In a turbulent session on Thursday, Hong Kong stocks couldn’t escape the regional equities sell-off, echoing the woes from rising US Treasury yields and persistent doubts about China’s property market. The Hang Seng Index slipped 1.3%, closing at 18,230.19, marking a hat trick of losses. Tech stocks didn’t fare much better, with the Hang Seng Tech Index shedding 0.3%, and the Shanghai Composite Index down by 0.6%.
Investor enthusiasm took a hit following a lackluster US Treasury auction, which stoked fears about supply and deficits, pushing bond yields higher and making equities look less appealing. Japan’s Nikkei 225 also dipped 1.3%, South Korea’s Kospi fell 1.6%, and Australia’s S&P/ASX 200 dropped 0.5%.
Hong Kong stocks have been on a rollercoaster, briefly enjoying a bull market bounce earlier in the year, but now they’re hunting for new motivation. The recent easing of property market restrictions in major Chinese cities like Shanghai and Guangzhou has yet to ignite much enthusiasm. Market watchers are also keeping an eye on corporate earnings, which remain a critical factor.
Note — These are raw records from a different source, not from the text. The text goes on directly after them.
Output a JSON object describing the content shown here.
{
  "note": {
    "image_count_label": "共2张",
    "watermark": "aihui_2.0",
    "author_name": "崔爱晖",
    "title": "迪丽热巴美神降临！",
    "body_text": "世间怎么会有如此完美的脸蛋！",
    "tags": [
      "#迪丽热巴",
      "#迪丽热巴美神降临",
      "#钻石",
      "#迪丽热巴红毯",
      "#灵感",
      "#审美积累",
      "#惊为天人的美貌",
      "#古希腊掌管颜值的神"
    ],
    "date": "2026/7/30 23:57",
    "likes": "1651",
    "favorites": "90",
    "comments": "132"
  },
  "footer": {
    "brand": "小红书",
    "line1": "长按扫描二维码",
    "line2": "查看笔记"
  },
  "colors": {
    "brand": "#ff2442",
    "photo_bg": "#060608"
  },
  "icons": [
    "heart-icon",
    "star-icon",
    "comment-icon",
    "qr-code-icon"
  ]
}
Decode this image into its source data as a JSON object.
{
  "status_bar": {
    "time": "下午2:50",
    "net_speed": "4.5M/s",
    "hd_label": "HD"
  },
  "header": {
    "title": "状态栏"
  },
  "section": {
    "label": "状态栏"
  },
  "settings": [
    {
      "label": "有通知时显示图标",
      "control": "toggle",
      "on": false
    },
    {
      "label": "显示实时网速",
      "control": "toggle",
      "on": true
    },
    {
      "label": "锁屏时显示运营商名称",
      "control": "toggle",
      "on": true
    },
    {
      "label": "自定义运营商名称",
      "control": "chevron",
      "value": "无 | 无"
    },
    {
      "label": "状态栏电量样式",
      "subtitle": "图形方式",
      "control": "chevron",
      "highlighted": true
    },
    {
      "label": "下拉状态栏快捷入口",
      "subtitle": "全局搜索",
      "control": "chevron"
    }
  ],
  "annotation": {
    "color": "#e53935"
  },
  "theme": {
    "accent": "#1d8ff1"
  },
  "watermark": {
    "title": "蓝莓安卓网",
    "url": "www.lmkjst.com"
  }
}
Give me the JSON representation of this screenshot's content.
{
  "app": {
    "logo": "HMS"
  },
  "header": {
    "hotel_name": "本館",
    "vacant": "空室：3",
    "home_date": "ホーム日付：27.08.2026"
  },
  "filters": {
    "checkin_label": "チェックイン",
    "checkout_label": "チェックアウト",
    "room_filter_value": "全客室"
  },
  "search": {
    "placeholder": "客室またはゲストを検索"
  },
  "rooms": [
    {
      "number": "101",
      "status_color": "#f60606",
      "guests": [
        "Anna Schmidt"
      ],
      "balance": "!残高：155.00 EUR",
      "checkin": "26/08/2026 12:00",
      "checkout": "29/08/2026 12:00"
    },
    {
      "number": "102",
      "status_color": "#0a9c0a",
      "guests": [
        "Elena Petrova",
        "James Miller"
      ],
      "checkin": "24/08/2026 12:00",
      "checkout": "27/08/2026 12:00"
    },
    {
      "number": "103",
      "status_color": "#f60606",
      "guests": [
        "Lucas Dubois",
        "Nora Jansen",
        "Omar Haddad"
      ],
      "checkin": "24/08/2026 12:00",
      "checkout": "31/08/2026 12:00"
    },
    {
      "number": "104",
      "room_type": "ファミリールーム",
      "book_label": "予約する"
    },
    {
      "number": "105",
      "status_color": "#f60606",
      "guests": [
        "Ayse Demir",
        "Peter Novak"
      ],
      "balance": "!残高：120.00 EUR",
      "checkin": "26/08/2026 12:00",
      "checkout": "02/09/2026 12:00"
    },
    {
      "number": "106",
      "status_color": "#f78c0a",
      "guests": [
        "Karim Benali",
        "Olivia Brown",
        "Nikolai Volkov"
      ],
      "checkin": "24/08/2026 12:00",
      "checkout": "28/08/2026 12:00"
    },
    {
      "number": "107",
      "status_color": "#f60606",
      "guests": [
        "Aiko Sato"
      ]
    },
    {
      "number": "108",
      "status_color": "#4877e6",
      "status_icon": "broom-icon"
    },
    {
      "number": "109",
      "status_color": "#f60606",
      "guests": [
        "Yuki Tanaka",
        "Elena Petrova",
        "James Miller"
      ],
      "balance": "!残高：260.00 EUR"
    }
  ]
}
“The wild swings in Hong Kong stocks recently are because of congested trading and sluggish capital flows,” commented Wang Yang, an analyst at Zheshang Securities. “Earnings remain the big decider for market direction. But for now, the outlook for earnings among Hong Kong-listed firms hasn’t changed.”
According to Societe Generale, there’s a glimmer of hope as the breadth of earnings for Chinese companies—essentially the ratio of firms with upgraded earnings—has started to tick up. While revenue growth remains tepid, there’s a broadening recovery beyond just discretionary and communication sectors into investment areas, with consumer sectors likely to stay in the lead.
Eyes are now on China’s official manufacturing PMI, set for release on Friday. Analysts expect it to edge up to 50.5 in May, keeping it in the expansion zone for the third consecutive month.